Twin mode — a mixture of the primary two choices. Information from the desk is being loaded into reminiscence, however at question time it can be retrieved straight from the supply

Versus Components Engine, which doesn’t assist parallelism, the Storage Engine can work asynchronously.

Meet VertiPaq Storage Engine

As we now have drawn an enormous image beforehand, let me clarify in additional element what VertiPaq does within the background to spice up the efficiency of our Energy BI studies.

After we select Import mode for our Energy BI tables, VertiPaq performs the next actions:

Reads the info supply, transforms knowledge right into a columnar construction, encodes, and compresses knowledge inside every of the columns
Establishes a dictionary and index for every of the columns
Prepares and establishes relationships
Computes all calculated columns and calculated tables, and compresses them

The 2 principal traits of VertiPaq are:

VertiPaq is a columnar database
VertiPaq is an in-memory database

As you possibly can see within the illustration above, columnar databases retailer and compress knowledge differently from conventional row-store databases. Columnar databases are optimized for vertical knowledge scanning, which signifies that each column is structured in its personal approach and bodily separated from different columns!

With out going into deep evaluation about benefits and downsides between row-store vs column-store databases, since it might require a separate collection of articles, let me simply pinpoint a couple of key differentials by way of efficiency.

With columnar databases, single-column entry is quick and efficient. As soon as the computation begins to contain a number of columns, issues develop into extra complicated, because the middleman steps’ outcomes should be quickly saved not directly.

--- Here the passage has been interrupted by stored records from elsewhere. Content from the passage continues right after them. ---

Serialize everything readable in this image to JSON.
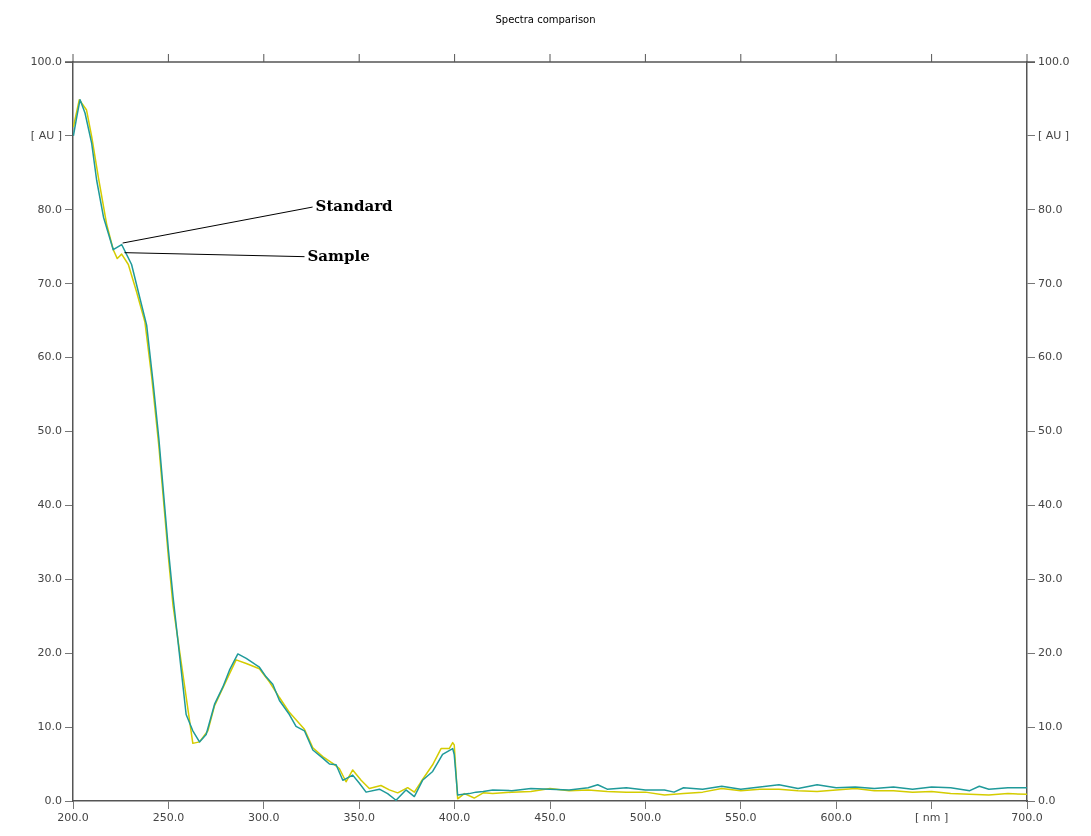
{
  "chart_data": {
    "type": "line",
    "title": "Spectra comparison",
    "xlim": [
      200,
      700
    ],
    "xticks": [
      {
        "value": 200,
        "label": "200.0"
      },
      {
        "value": 250,
        "label": "250.0"
      },
      {
        "value": 300,
        "label": "300.0"
      },
      {
        "value": 350,
        "label": "350.0"
      },
      {
        "value": 400,
        "label": "400.0"
      },
      {
        "value": 450,
        "label": "450.0"
      },
      {
        "value": 500,
        "label": "500.0"
      },
      {
        "value": 550,
        "label": "550.0"
      },
      {
        "value": 600,
        "label": "600.0"
      },
      {
        "value": 650,
        "label": "[ nm ]"
      },
      {
        "value": 700,
        "label": "700.0"
      }
    ],
    "ylim": [
      0,
      100
    ],
    "yticks": [
      {
        "value": 0,
        "label": "0.0"
      },
      {
        "value": 10,
        "label": "10.0"
      },
      {
        "value": 20,
        "label": "20.0"
      },
      {
        "value": 30,
        "label": "30.0"
      },
      {
        "value": 40,
        "label": "40.0"
      },
      {
        "value": 50,
        "label": "50.0"
      },
      {
        "value": 60,
        "label": "60.0"
      },
      {
        "value": 70,
        "label": "70.0"
      },
      {
        "value": 80,
        "label": "80.0"
      },
      {
        "value": 90,
        "label": "[ AU ]"
      },
      {
        "value": 100,
        "label": "100.0"
      }
    ],
    "y2lim": [
      0,
      100
    ],
    "y2ticks": [
      {
        "value": 0,
        "label": "0.0"
      },
      {
        "value": 10,
        "label": "10.0"
      },
      {
        "value": 20,
        "label": "20.0"
      },
      {
        "value": 30,
        "label": "30.0"
      },
      {
        "value": 40,
        "label": "40.0"
      },
      {
        "value": 50,
        "label": "50.0"
      },
      {
        "value": 60,
        "label": "60.0"
      },
      {
        "value": 70,
        "label": "70.0"
      },
      {
        "value": 80,
        "label": "80.0"
      },
      {
        "value": 90,
        "label": "[ AU ]"
      },
      {
        "value": 100,
        "label": "100.0"
      }
    ],
    "grid": false,
    "legend": false,
    "marker": "none",
    "line_style": "solid",
    "annotations": [
      {
        "text": "Standard",
        "x": 226,
        "y": 75.5
      },
      {
        "text": "Sample",
        "x": 227,
        "y": 74.2
      }
    ],
    "series": [
      {
        "color": "#1f9a9a",
        "x": [
          200.2,
          202,
          203.7,
          206.3,
          209.8,
          212.4,
          216,
          221.1,
          225.5,
          230.7,
          235.1,
          238.6,
          242,
          245,
          248,
          250,
          252.4,
          259.3,
          262.8,
          266.3,
          269.8,
          274.2,
          278.5,
          282,
          286.4,
          290.8,
          297.7,
          301.2,
          304.7,
          308.2,
          313.4,
          316.9,
          321.3,
          325.7,
          330.9,
          334.4,
          337.9,
          341.4,
          346.6,
          350.1,
          353.6,
          360.6,
          364.9,
          369.3,
          374.5,
          378.9,
          383.2,
          388.5,
          393.7,
          399,
          399.8,
          401.6,
          407.7,
          411.2,
          415,
          420,
          430,
          440,
          450,
          460,
          470,
          475,
          480,
          490,
          500,
          510,
          515,
          520,
          530,
          540,
          550,
          560,
          570,
          580,
          590,
          600,
          610,
          620,
          630,
          640,
          650,
          660,
          670,
          675,
          680,
          690,
          700
        ],
        "values": [
          90.0,
          92.6,
          94.9,
          93.1,
          89.0,
          84.0,
          79.0,
          74.6,
          75.3,
          72.6,
          68.0,
          64.4,
          56.6,
          49,
          40,
          34,
          27.7,
          11.7,
          9.5,
          8.0,
          9.0,
          13.1,
          15.4,
          17.7,
          19.9,
          19.3,
          18.1,
          16.8,
          15.8,
          13.6,
          11.7,
          10.1,
          9.5,
          6.9,
          5.8,
          5.0,
          4.9,
          2.8,
          3.5,
          2.4,
          1.2,
          1.6,
          1.0,
          0.1,
          1.5,
          0.6,
          2.8,
          4.0,
          6.3,
          7.1,
          6.3,
          0.8,
          1.0,
          1.2,
          1.3,
          1.5,
          1.4,
          1.7,
          1.6,
          1.5,
          1.8,
          2.2,
          1.6,
          1.8,
          1.5,
          1.5,
          1.2,
          1.8,
          1.6,
          2.0,
          1.6,
          1.9,
          2.2,
          1.7,
          2.2,
          1.8,
          1.9,
          1.7,
          1.9,
          1.6,
          1.9,
          1.8,
          1.4,
          2.0,
          1.6,
          1.8,
          1.8
        ]
      },
      {
        "color": "#d4cc00",
        "x": [
          200.2,
          203.3,
          207.1,
          209.8,
          213.3,
          217.6,
          221.1,
          223.2,
          225.5,
          229,
          233.3,
          237.7,
          241.2,
          245,
          248,
          250,
          252.4,
          262.8,
          266.3,
          270.7,
          274.2,
          282,
          285.5,
          290.8,
          297.7,
          303,
          308.2,
          313.4,
          321.3,
          325.7,
          330.9,
          336.1,
          339.6,
          343.1,
          346.6,
          351,
          355.3,
          361.4,
          365.8,
          370.2,
          375.4,
          378.9,
          382.4,
          388.5,
          392.9,
          397.2,
          399,
          399.8,
          401.6,
          405.1,
          410.3,
          415,
          420,
          430,
          440,
          450,
          460,
          470,
          480,
          490,
          500,
          510,
          520,
          530,
          540,
          550,
          560,
          570,
          580,
          590,
          600,
          610,
          620,
          630,
          640,
          650,
          660,
          670,
          680,
          690,
          700
        ],
        "values": [
          91.2,
          94.9,
          93.5,
          89.9,
          84.4,
          78.1,
          74.6,
          73.4,
          74.0,
          72.6,
          68.9,
          64.8,
          57.5,
          48,
          39,
          33,
          26.5,
          7.8,
          8.0,
          9.5,
          12.9,
          17.2,
          19.1,
          18.6,
          17.9,
          16.1,
          14.0,
          12.0,
          9.7,
          7.2,
          6.0,
          5.1,
          4.4,
          2.6,
          4.2,
          2.8,
          1.7,
          2.1,
          1.5,
          1.1,
          1.8,
          1.2,
          2.6,
          4.9,
          7.1,
          7.1,
          7.9,
          7.6,
          0.3,
          1.0,
          0.4,
          1.1,
          1.0,
          1.2,
          1.3,
          1.7,
          1.4,
          1.5,
          1.3,
          1.2,
          1.2,
          0.8,
          1.0,
          1.2,
          1.7,
          1.4,
          1.6,
          1.6,
          1.4,
          1.3,
          1.5,
          1.7,
          1.4,
          1.4,
          1.2,
          1.3,
          1.0,
          0.9,
          0.8,
          1.0,
          0.9
        ]
      }
    ]
  }
}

Merely mentioned, columnar databases are extra CPU-intensive, whereas row-store databases enhance I/O, due to many scans of ineffective knowledge.

Thus far, we painted an enormous image of the structure that permits Energy BI to totally shine as an final BI software. Now, we’re able to dive deeper into particular architectural options and consequently leverage this data to benefit from our Energy BI studies, by tuning our knowledge mannequin to extract the utmost from the underlying engine.

Inside VertiPaq in Energy BI — Compress for achievement!

As you may recall from the earlier a part of this text, we scratched the floor of VertiPaq, a robust storage engine, which is “accountable” for the blazing-fast efficiency of most of your Energy BI studies (each time you’re utilizing Import mode or Composite mannequin).

3, 2, 1…Fasten your seatbelts!

One of many key traits of the VertiPaq is that it’s a columnar database. We realized that columnar databases retailer knowledge optimized for vertical scanning, which signifies that each column has its personal construction and is bodily separated from different columns.

That truth permits VertiPaq to use several types of compression to every of the columns independently, selecting the optimum compression algorithm primarily based on the values in that particular column.

Compression is being achieved by encoding the values inside the column. However, earlier than we dive deeper into an in depth overview of encoding strategies, simply remember the fact that this structure just isn’t solely associated to Energy BI — within the background is a Tabular mannequin, which can be “beneath the hood” of Evaluation Companies Tabular and Excel Energy Pivot.

Worth Encoding

That is essentially the most fascinating worth encoding kind since it really works solely with integers and, due to this fact, requires much less reminiscence than, for instance, when working with textual content values.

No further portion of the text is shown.